There’s a lot of discussion about approaches to cyber insurance. That is a whole other mess
Financial Support and Incentives
[44:39]This has to be part of the mix somewhere but not sure how.
This would be a big help when some new zero day or actively attacked vulnerabilities require a lot of time, people and/or tools to mitigate as quickly as needed.
Incident Response and Recovery
[47:42]We know well how complicated it can be to meet all the requirements of checks and balances to publish anything from government resources. The suggestions here are trying to find a way we can speed it up with involvement of designated.
Dealing with cyber coverage issues and the pricing explosion for that coverage from private carriers is definitely touched on by several points in this section too.
Workforce
[52:56]Consider authorizing a funded, subsidized “civilian cyber health corp”. This could take the form of loan forgiveness; i.e. a Federal program pays / helps pay for a cyber education in exchange for a minimum number of years served, modeled after a uniformed health corp.

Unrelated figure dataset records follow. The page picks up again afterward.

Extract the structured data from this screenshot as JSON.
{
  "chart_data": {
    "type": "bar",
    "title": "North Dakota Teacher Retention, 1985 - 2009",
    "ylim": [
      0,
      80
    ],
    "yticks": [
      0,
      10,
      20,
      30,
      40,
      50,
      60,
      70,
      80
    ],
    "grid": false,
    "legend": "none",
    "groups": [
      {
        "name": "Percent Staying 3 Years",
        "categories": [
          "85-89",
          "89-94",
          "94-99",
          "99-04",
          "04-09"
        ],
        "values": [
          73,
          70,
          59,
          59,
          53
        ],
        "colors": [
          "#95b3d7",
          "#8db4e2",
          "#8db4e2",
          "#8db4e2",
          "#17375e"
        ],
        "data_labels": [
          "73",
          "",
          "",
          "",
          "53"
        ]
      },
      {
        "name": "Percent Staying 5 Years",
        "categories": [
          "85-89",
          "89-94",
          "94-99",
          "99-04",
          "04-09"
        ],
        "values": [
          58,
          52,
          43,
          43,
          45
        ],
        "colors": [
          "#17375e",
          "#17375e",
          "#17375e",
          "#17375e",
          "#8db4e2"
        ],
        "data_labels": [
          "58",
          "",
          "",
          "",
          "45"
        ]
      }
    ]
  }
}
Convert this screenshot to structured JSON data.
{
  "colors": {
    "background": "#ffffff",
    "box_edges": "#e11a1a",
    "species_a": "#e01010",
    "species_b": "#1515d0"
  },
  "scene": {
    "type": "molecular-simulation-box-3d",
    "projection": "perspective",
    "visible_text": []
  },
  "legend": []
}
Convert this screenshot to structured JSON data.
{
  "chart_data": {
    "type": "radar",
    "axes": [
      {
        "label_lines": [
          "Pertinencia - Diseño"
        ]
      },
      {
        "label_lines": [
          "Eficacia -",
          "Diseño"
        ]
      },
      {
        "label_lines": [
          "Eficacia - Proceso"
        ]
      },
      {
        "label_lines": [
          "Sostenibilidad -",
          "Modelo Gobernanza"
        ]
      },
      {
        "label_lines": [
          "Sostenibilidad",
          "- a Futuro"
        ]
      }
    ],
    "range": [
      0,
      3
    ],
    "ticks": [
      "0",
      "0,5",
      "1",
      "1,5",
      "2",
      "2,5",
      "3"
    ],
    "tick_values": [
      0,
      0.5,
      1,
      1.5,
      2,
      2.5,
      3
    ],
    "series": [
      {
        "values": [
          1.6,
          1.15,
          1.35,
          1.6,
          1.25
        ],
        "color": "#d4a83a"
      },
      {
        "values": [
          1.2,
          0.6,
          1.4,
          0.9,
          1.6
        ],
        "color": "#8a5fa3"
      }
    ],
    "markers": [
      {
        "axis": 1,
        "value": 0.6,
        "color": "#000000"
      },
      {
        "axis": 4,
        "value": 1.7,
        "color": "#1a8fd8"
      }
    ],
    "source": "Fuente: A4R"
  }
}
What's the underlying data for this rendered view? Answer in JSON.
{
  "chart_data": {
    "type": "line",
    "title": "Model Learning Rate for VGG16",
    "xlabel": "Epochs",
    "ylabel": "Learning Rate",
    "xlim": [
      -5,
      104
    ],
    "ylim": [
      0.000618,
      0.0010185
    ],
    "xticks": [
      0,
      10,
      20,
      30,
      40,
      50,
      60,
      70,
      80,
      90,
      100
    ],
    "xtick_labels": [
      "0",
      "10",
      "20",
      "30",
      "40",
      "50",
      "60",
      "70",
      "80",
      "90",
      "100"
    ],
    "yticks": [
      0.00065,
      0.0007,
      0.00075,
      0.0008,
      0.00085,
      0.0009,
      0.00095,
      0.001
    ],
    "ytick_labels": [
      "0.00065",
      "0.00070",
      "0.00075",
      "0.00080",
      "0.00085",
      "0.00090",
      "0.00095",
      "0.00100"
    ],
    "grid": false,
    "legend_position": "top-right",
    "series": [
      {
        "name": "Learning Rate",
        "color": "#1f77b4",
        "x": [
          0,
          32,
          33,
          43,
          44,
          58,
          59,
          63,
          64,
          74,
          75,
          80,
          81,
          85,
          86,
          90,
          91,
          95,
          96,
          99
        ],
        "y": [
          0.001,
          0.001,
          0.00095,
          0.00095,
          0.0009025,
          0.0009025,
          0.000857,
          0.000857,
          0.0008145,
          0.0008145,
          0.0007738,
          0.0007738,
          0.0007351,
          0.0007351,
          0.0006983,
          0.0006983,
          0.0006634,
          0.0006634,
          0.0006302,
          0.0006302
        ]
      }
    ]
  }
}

There are some other ideas in the section too. Definitely need to encourage going into these fields but so many people see cyber security jobs as just technical nerds should apply. They are so far from the reality of the situation. Just like everything else we need to educate people to get cyber security education and encourage others to seek out cyber security careers.
Regulatory Reform
[56:53]This brings us back to where we started. The healthcare environment is very interconnected yet subject to all these different rules and regulations based on the structure of the organizations and where they are located.
The last one in the section – great idea but I have no idea how it could be done.
As we have said for years – there is no doubt we are and have been under attack in healthcare. Also, we have so many areas where the gaps are very wide, making it so hard to solve the problems that could mitigate the damages we see. We have to make a plan going forward with some new approaches because what we have been doing is clearly not working. However, we also need to address why those things haven’t worked in order to prevent more efforts that only gain inroads a little at a time.
One key reason we are where we are, IMHO, is the original security rule implementation had zero enforcement. No incentives to get things in order. Had we done that back then we would definitely have a whole different landscape today. Unless the business is forced to invest or seriously incentivised to invest it really doesn’t seem to work no matter how many ideas are in place.
These suggestions may work well in larger organizations which we absolutely need. However, the smaller entities have even more limitations on resources and are spread even thinner than the larger ones. Rural ones without access to talent are only exacerbating the problems they face. We may need to take a whole different approach for those entities with their own subset of resources and tools.